Questions

Everybody asks lots of question about the future. As for me, I really make a lot of them these days. I am getting old, and in contrast my career as a teacher is very slow. Oh sorry, I am not a teacher anymore. Now, I am just a plain tutor. I have been doing this job for almost a year since I left the academy. Aside from teaching, I am devoting a lot of my time in photography. All my plans right now are related to photography. I teach because I want to save money for camera equipment and start a wedding photography business. I don’t know if photography is really for me. Before, my spirit is so high in pursuing my photography career. Now, I am doubting if I could really do it. Should I continue pursuing it? Or just stay in teaching? I should ask the Master about it for discernment and guidance.
Why?
Why is it that people have to get hurt in the process? Unrequited love really hurts, but don’t you think it helps us to be strong? There’s this girl who claims that she really likes me. She tried her best to impress me and get close to me, but it didn’t work. Suicide it may seem of what she is doing. The moment you give time and effort to someone you like, hurt and frustrations start to be part of the equation. If the things you give doesn’t return to you, it will surely turn out bitter. Everybody has experienced this once in their life when one’s love is too much for the other person to give back. My question. Could you blame me for not liking her?
First Day of Work, not.
Last night I had planned to sleep earlier than my regular sleeping time during my vacation, vacation without pay because I was jobless for 3 weeks. I wanted to sleep early because the next day would by my first day of work with Mrs. Son. I will be working with her for the next two months to teach her students from Korea. Before going to bed. I checked my computer to check the month of July for my scheduled appointments and things to accomplish the whole month. I realized that the next day is still June, June 30! Which is today. For the past 3 weeks I already had the mindset that I will start working on this day, June 30 which I thought is the first day of July.

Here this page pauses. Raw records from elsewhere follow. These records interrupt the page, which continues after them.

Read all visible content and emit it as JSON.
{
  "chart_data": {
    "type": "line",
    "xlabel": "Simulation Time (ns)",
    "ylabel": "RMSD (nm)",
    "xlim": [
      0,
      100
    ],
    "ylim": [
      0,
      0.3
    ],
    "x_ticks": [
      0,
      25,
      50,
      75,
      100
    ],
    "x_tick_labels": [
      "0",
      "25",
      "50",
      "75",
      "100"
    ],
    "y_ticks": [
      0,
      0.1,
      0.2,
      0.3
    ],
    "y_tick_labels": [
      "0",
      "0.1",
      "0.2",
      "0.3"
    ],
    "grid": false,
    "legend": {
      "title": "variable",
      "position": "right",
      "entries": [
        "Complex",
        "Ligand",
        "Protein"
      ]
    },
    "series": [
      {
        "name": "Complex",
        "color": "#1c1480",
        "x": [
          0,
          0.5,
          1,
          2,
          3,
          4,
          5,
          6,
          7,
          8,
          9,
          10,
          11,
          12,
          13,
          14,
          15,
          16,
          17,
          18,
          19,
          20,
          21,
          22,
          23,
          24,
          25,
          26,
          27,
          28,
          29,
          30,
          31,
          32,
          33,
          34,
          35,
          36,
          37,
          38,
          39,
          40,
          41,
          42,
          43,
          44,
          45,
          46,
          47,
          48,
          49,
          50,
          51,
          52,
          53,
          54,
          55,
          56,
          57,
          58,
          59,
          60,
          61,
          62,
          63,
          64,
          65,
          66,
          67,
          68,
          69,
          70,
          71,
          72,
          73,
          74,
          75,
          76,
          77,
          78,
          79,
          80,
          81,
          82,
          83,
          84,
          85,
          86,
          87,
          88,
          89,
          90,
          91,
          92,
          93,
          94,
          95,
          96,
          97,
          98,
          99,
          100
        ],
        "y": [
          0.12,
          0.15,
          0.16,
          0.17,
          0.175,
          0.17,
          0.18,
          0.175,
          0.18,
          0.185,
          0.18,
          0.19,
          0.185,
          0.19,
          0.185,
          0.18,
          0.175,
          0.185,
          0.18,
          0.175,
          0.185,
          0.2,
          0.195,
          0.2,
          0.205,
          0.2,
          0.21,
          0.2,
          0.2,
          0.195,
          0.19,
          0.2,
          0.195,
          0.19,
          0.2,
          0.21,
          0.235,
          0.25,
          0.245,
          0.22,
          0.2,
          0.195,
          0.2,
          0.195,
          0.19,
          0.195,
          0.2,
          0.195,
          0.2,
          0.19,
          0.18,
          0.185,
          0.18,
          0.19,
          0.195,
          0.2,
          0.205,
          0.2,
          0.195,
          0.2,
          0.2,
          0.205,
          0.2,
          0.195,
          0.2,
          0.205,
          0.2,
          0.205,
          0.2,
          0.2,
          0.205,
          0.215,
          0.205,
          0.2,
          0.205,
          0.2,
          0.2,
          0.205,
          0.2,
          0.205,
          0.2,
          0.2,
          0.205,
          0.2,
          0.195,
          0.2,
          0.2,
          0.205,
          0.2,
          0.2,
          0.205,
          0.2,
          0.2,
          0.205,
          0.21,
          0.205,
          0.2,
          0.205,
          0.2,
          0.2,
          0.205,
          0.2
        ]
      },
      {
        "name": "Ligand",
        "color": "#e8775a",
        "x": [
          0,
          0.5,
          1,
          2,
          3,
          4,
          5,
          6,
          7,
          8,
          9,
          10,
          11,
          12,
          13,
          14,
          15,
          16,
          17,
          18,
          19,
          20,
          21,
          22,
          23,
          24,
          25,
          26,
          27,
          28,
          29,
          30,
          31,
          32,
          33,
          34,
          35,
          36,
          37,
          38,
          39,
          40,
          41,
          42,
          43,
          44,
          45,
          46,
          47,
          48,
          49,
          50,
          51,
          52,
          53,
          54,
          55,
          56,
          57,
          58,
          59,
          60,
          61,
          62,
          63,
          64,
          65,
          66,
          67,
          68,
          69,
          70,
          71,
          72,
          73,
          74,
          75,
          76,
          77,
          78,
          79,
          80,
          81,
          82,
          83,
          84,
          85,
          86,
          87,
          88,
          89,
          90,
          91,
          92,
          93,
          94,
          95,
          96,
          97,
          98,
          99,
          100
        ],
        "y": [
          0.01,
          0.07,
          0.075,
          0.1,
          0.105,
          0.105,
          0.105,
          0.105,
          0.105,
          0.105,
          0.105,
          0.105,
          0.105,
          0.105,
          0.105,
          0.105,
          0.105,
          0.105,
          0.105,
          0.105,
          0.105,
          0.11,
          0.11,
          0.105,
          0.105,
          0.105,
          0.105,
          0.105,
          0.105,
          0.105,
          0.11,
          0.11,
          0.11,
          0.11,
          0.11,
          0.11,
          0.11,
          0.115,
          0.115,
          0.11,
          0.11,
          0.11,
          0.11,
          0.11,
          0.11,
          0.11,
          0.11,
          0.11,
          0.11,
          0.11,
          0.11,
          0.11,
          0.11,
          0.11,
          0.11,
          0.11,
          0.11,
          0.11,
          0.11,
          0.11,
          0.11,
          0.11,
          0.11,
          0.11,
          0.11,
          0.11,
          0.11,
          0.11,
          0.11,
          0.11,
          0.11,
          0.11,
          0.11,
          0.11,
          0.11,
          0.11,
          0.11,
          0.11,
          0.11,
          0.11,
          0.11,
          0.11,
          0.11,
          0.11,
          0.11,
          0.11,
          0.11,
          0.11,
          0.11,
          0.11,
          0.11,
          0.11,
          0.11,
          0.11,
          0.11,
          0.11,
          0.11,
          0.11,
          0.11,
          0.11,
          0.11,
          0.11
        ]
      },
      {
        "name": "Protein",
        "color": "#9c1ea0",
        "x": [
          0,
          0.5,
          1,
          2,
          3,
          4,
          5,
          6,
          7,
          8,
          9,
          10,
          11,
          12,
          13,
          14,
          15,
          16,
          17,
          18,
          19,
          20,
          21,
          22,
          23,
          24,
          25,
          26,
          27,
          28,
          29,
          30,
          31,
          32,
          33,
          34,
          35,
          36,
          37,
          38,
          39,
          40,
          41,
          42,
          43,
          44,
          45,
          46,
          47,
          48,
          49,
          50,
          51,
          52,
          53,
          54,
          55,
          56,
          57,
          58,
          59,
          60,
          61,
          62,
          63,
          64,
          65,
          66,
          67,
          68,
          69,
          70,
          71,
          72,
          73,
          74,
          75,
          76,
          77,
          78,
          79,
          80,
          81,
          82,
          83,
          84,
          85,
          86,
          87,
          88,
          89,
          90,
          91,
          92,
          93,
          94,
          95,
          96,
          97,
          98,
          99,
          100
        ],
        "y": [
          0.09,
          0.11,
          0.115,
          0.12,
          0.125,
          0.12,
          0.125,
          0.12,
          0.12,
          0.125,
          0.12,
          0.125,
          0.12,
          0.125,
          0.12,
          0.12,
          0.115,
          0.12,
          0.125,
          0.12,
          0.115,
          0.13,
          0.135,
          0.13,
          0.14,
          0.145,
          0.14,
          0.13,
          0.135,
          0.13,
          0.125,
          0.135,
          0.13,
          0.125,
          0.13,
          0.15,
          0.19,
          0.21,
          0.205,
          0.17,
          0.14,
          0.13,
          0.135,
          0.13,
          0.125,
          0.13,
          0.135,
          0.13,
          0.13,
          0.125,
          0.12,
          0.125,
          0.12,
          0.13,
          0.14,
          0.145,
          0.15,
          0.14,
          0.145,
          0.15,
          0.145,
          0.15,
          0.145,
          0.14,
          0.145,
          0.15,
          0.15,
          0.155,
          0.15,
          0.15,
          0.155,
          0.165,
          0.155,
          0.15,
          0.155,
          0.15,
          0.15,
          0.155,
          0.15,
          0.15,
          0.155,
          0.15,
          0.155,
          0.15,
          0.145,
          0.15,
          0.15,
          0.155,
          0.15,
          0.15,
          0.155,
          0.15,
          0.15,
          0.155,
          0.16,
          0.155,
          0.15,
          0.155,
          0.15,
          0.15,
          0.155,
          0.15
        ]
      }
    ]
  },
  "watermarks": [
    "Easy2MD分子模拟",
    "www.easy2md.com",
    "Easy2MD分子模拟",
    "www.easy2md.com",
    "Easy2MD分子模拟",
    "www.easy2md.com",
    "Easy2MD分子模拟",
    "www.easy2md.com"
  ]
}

New work, new place, new employer, new students and new teaching approach. My new job is tutorial. Which means, I am not in a classroom but in an ordinary room that could be possibly be a bedroom. I have lots of worries. Not with the pay but with environment. In the academy I was really preoccupied with lots of work. I deal with lots of people. If my schedule is full it means I have six to seven classes. In a class there are two to four students. And with six to seven classes a day I will be teaching students across the age, from elementary students to mothers who want to learn English to have boyfriends in the Philippines, just kidding. Tomorrow will be different. I might teach same students the whole day long. Eight hours my reader, eight hours. My greatest enemy would be my all time nemesis, boredom. Teaching the same faces all day long will be very very difficult for me. I want to stay positive but I can’t help but to worry. Better if there will be students like Grace (on the picture), it will be really better. Kekeke ^^ Fighting! (Koreans say fighting to boost their morale with a wrong choice of word in English, patawarin nyo ko mga kimchi hehehhee)

Grace with her flat expression.
“Saranghe”
Love, relationships, girlfriend, and commitment. These words are very confusing. They are all nouns, that’s what I am sure of. Two girls older than I am seem to have an interest with me. Their text messages flood my inbox. I am not annoyed with the things they do to me. In fact I am very flattered, makes me feel I am special. It’s just I am not interested with what I now they want. I can be a good friend to them as I always been to everyone. I reckon that they like me because they think that I am a very nice guy. Of course I know it’s not because of my looks, not that I have low self esteem. I just feel that they want to settle down and be seriously in love. I am not into it right now.